The Blois Test
In 1950, the brilliant Alan Turing proposed what is commonly referred to today as the Turing Test. Common descriptions of the Turing Test describe it as a person, acting as an interrogator, submitting questions to both a computer and a person, each of which is secluded in a room away from the interrogator. Communication of the answers is done only by typed text back to the interrogator. If, after a period of time, the interrogator is unable to correctly identify which answers come from the computer vs. the person, the computer has then passed the test and is considered as intelligent as a human.
The actual Turing Test as described in Turing’s original article was a bit different from that. His original description consisted of what he called The Imitation Game in which a man and a woman were secluded into two separate rooms and the goal of the interrogator was to determine which was which judging from the typed text answers to queries. The man and woman were instructed to intentionally disguise their sex identity by their answers. The Turing Test would then consist of substituting a computer to take on the role of one of the sexes and then determine if it was equally capable of fooling the interrogator. Turing predicted that by the turn of the century (fifty years later in 2000), “that an average interrogator will not have more than 70 per cent chance of making the right identification after five minutes of questioning.”
Whatever version of the Turing Test one uses—and there have been many over the years—it has been criticized from many points of view as being an inadequate method to determine when computers reach the level of human intelligence. Who would be the “average” interrogator? Who would be the person being interrogated?—too variable and too imprecise. Which of the many definitions of human intelligence is really being tested? What questions would be asked? If you limited the questions to chess moves, IBM’s Deep Blue would have passed the test long ago, yet no one considers it to have human level intelligence. An excellent review article of the Turing Test done 50 years later described the many flaws of the many possible versions. It concluded by saying, “We believe that in about fifty years’ time, someone will be writing a paper titled "Turing Test: 100 Years Later".
Marsden S. Blois was a physician on the faculty of the University of California, San Francisco School of Medicine until his death in 1988. He is not as well known as Alan Turing except in narrow professional circles. He pioneered the field of medical informatics and was a founding member of the American College of Medical Informatics. In chapter 11 of What Comes After Homo Sapiens? on electronic evolution, I discuss his article in the New England Journal of Medicine in 1980 entitled Clinical Judgment and Computers. It is considered a classic in his field. Below is a figure from this article.
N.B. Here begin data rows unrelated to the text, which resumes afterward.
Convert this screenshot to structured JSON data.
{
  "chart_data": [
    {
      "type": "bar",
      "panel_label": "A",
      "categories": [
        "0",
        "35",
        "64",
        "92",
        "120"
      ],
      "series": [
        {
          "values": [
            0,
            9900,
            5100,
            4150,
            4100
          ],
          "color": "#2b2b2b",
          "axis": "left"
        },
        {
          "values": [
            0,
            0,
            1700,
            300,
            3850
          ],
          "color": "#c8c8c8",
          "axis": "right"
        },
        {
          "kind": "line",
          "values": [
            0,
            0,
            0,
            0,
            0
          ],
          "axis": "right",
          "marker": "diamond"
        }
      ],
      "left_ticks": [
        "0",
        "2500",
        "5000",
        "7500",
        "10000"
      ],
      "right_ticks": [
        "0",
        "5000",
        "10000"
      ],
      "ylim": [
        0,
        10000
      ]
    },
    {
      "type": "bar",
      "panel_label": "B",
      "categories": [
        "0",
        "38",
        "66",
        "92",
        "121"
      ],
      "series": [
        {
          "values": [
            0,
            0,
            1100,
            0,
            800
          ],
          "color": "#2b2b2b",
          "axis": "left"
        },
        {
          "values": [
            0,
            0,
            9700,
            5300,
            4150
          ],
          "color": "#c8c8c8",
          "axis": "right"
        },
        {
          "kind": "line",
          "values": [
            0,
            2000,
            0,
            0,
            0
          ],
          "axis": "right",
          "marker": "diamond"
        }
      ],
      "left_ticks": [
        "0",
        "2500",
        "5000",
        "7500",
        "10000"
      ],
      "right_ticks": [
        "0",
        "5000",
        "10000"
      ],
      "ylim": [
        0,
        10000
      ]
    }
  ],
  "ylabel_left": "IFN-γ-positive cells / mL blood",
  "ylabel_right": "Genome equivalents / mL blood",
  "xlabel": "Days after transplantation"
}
The funnel is meant to show the decreasing cognitive span of a physician during the process of making a diagnosis regarding a patient. At first, represented by point A in the figure, any diagnosis is possible. The physician, with his or her general knowledge of medicine and of the world in general and the ability to interact with other humans by talking with them (taking a history), examining them and observing their behavior must narrow down the huge number of possibilities to a reasonably small number called the differential diagnosis. Selecting from the smaller number of choices in the differential diagnosis is represented by point B in the figure. The process at point B to get to the correct diagnosis often requires the use of laboratory tests and other diagnostic procedures and very specific detailed knowledge of the narrow disease spectrum. Blois’ contention was that physicians are far superior to computers at point A whereas computers, if programmed properly with the right rules, are superior to physicians at point B.
The funnel could represent any domain of knowledge, not just medicine. Somehow, the human brain is born with the capability to get to point A just by living in the world. It is common sense. I propose a new test to replace the Turing Test—lets call it the Blois Test. As artificial intelligence (AI) becomes closer to human intelligence, Point B in the figure will move to the left and become closer to Point A. For example, Google’s AlphaGo software in its DeepMind computer is at point B with regard to playing the game of Go, but it totally lacks common sense. It is far from Point A. I would postulate that IBM’s Watson computer, as demonstrated in its victory in the game of Jeopardy is closer to Point A, but still far from it. When AI finally reaches what is called artificial general intelligence, i.e., equal to human intelligence, Point B will be superimposed on Point A. It will then pass the Blois Test.
OK, dear readers, fire away with your critique of this suggestion.